[EM] General PR question (from Andy Jennings in 2011)

Toby Pereira tdp201b at yahoo.co.uk
Sat Oct 4 23:02:48 PDT 2014


From: Kathy Dopp <kathy.dopp at gmail.com>

>>  What I'm saying is
>> that in your system, adding C changes which out of A or B is more deserving
>> of the final seat, which seems wrong to me.
>First, adding more voters (group C) means that the denominator of the
>ratio (proportion) for each (every) voting group changes.>How could I change the denominator of the quantity v_i/v (the
>proportion of each voting group)  without changing the proportion of
>seats that each group should have?
Well, it changes the overall proportion they should have, but it does not change the 5:3 correct ratio of A to B seats. I would argue that if
Faction 1: w seatsFaction 2: x seatsFaction 3: y seats
is more proportional than
Faction 1: w+1 seatsFaction 2: x-1 seatsFaction 3: y seats
then with the same voting patterns
Faction 1: w seatsFaction 2: x seatsFaction 3: z seats
is more proportional than
Faction 1: w+1 seatsFaction 2: x-1 seatsFaction 3: z seats
for any x, y, w, z. Sainte-Laguë, D'Hondt and my system fit this criterion.
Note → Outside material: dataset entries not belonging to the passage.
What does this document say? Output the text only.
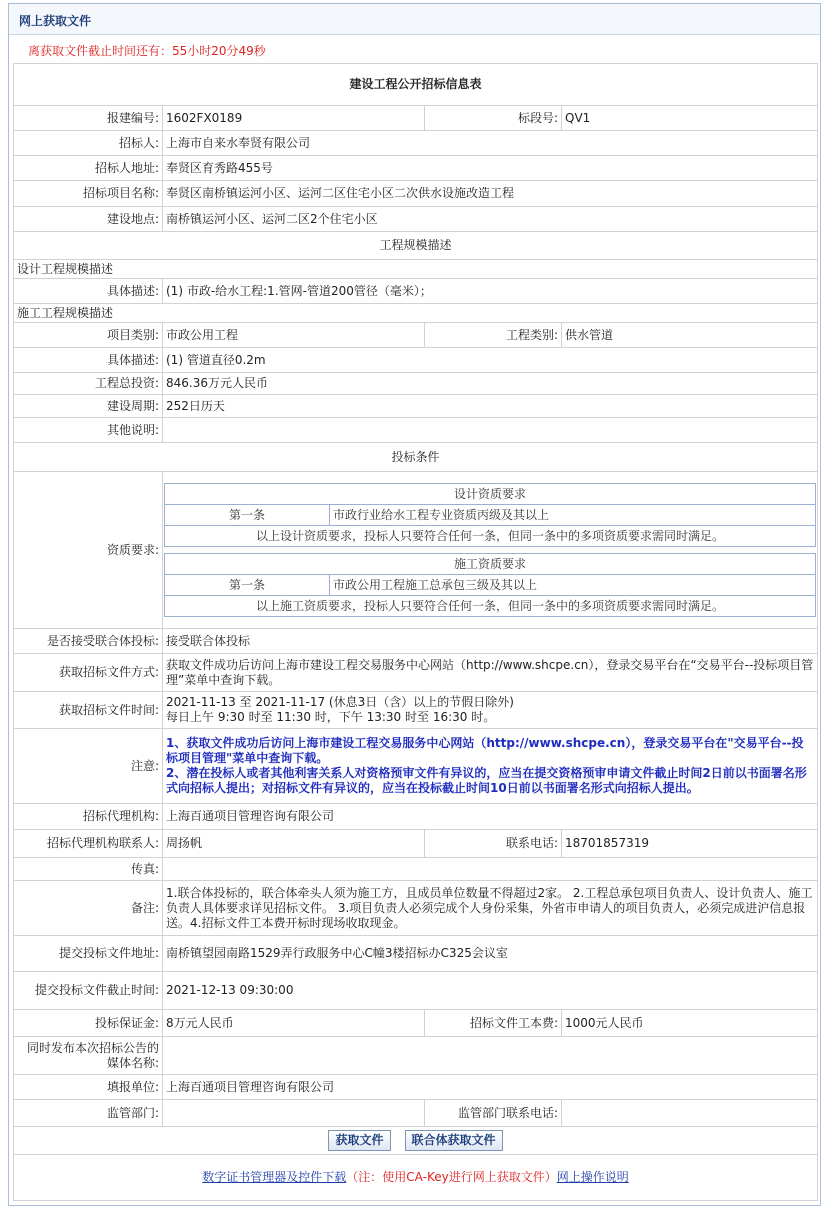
网上获取文件
离获取文件截止时间还有：55小时20分49秒
建设工程公开招标信息表
报建编号:	1602FX0189	标段号:	QV1
招标人:	上海市自来水奉贤有限公司
招标人地址:	奉贤区育秀路455号
招标项目名称:	奉贤区南桥镇运河小区、运河二区住宅小区二次供水设施改造工程
建设地点:	南桥镇运河小区、运河二区2个住宅小区
工程规模描述
设计工程规模描述
具体描述:	(1) 市政-给水工程:1.管网-管道200管径（毫米）；
施工工程规模描述
项目类别:	市政公用工程	工程类别:	供水管道
具体描述:	(1) 管道直径0.2m
工程总投资:	846.36万元人民币
建设周期:	252日历天
其他说明:	
投标条件
资质要求:	
设计资质要求
第一条	市政行业给水工程专业资质丙级及其以上
以上设计资质要求，投标人只要符合任何一条，但同一条中的多项资质要求需同时满足。
施工资质要求
第一条	市政公用工程施工总承包三级及其以上
以上施工资质要求，投标人只要符合任何一条，但同一条中的多项资质要求需同时满足。

是否接受联合体投标:	接受联合体投标
获取招标文件方式:	获取文件成功后访问上海市建设工程交易服务中心网站（http://www.shcpe.cn），登录交易平台在“交易平台--投标项目管理”菜单中查询下载。
获取招标文件时间:	
2021-11-13 至 2021-11-17 (休息3日（含）以上的节假日除外)
每日上午 9:30 时至 11:30 时，下午 13:30 时至 16:30 时。

注意:	
1、获取文件成功后访问上海市建设工程交易服务中心网站（http://www.shcpe.cn），登录交易平台在"交易平台--投标项目管理"菜单中查询下载。
2、潜在投标人或者其他利害关系人对资格预审文件有异议的，应当在提交资格预审申请文件截止时间2日前以书面署名形式向招标人提出；对招标文件有异议的，应当在投标截止时间10日前以书面署名形式向招标人提出。

招标代理机构:	上海百通项目管理咨询有限公司
招标代理机构联系人:	周扬帆	联系电话:	18701857319
传真:	
备注:	1.联合体投标的，联合体牵头人须为施工方，且成员单位数量不得超过2家。 2.工程总承包项目负责人、设计负责人、施工负责人具体要求详见招标文件。 3.项目负责人必须完成个人身份采集，外省市申请人的项目负责人，必须完成进沪信息报送。4.招标文件工本费开标时现场收取现金。
提交投标文件地址:	南桥镇望园南路1529弄行政服务中心C幢3楼招标办C325会议室
提交投标文件截止时间:	2021-12-13 09:30:00
投标保证金:	8万元人民币	招标文件工本费:	1000元人民币
同时发布本次招标公告的媒体名称:	
填报单位:	上海百通项目管理咨询有限公司
监管部门:		监管部门联系电话:	
获取文件 联合体获取文件
数字证书管理器及控件下载（注：使用CA-Key进行网上获取文件）网上操作说明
>> When [AFTER] the first three seats are
>> allocated, with C as part of the election, according to your system, the
>> order of how deserving each group is to the next seat is C>B>A. B is more
>> deserving than A.
>Yes.
>> However, if C is not there, you get A=B.
>No. I think what you mean to say is that after allocating 2 winning
>seats to group A and 1 to group B, group A and group B both are owed
>1/2 a seat each to be proportionately fair, so that  2 candidates
>each for group A and group B would be equally proportionately fair as
>3 candidates for group A and 1 for group B.
So you mean "yes". That's what I meant for A=B in this context.
>> But why should
>> the presence/absence of C make a difference to whether 3 seats to faction A
>> and 1 to faction B or two seats each to A and B is the more proportional
>> result?
>C's presence makes a difference because group C wins one of the 4
>seats, so that only 3 seats are divied up between group A and B.  C's
>leaving does not change (by one iota) the division of the first 3
>winning seats. Group C's absence merely makes a 4th seat available to
>divy up between two groups rather than between three groups!
No. I was talking about which of A and B was more deserving of the fourth seat even if C was more deserving than both, so assuming C has no seats.
>> It shouldn't. In that sense, C is irrelevant. Specifically, C is
>> irrelevant to which out of A and B is furthest from their proportional
>> allocation.
>AGAIN, you are using a perverted definition of "irrelevant" that I
>know of no one else who agrees with you. Group C is awarded 1 WINNING
>CANDIDATE, so if group C is absent, there is one (1) more candidate to
>award to the remaining groups.
See above.
>
>
>Given your prior example:
>>5: A1, A2, A3, A4
>>3: B1, B2, B3, B4
>>1: C1, C2, C3, C4
>How are you redefining the word "irrelevant" to label voting group C
>as "irrelevant"?
>
>> It's irrelevant to whether A or B is more deserving of the final seat
>> (regardless of whether C is more deserving than both).
>Obviously not.  If group C does not exist, there are only 8 voters in
>your example, not 9 voters. Therefore, the relative proportions MUST
>change between the two remaining groups unless you think magically
>reducing the denominator in the proportion of voters calculation
>should not alter the proportion of voters that each group comprises.>Again, you seem to have difficulty with the way the arithmetic of
>fractions work, as I believe I observed in the first of your emails I
>responded to in this thread.
You admitted you'd misunderstood what I was saying about fractions earlier. You can't then retrospectively wipe that from history because you don't like what I'm saying now. Sainte-Laguë and D'Hondt both fit the criterion I'm talking about, so it's not obviously wrong.
>I think we're just going around in circles, so I'm ignoring the rest
>of your response.
Well, the last example that you ignored was the simplest and probably example of why Sainte-Laguë and D'Hondt have this superior property that your method doesn't.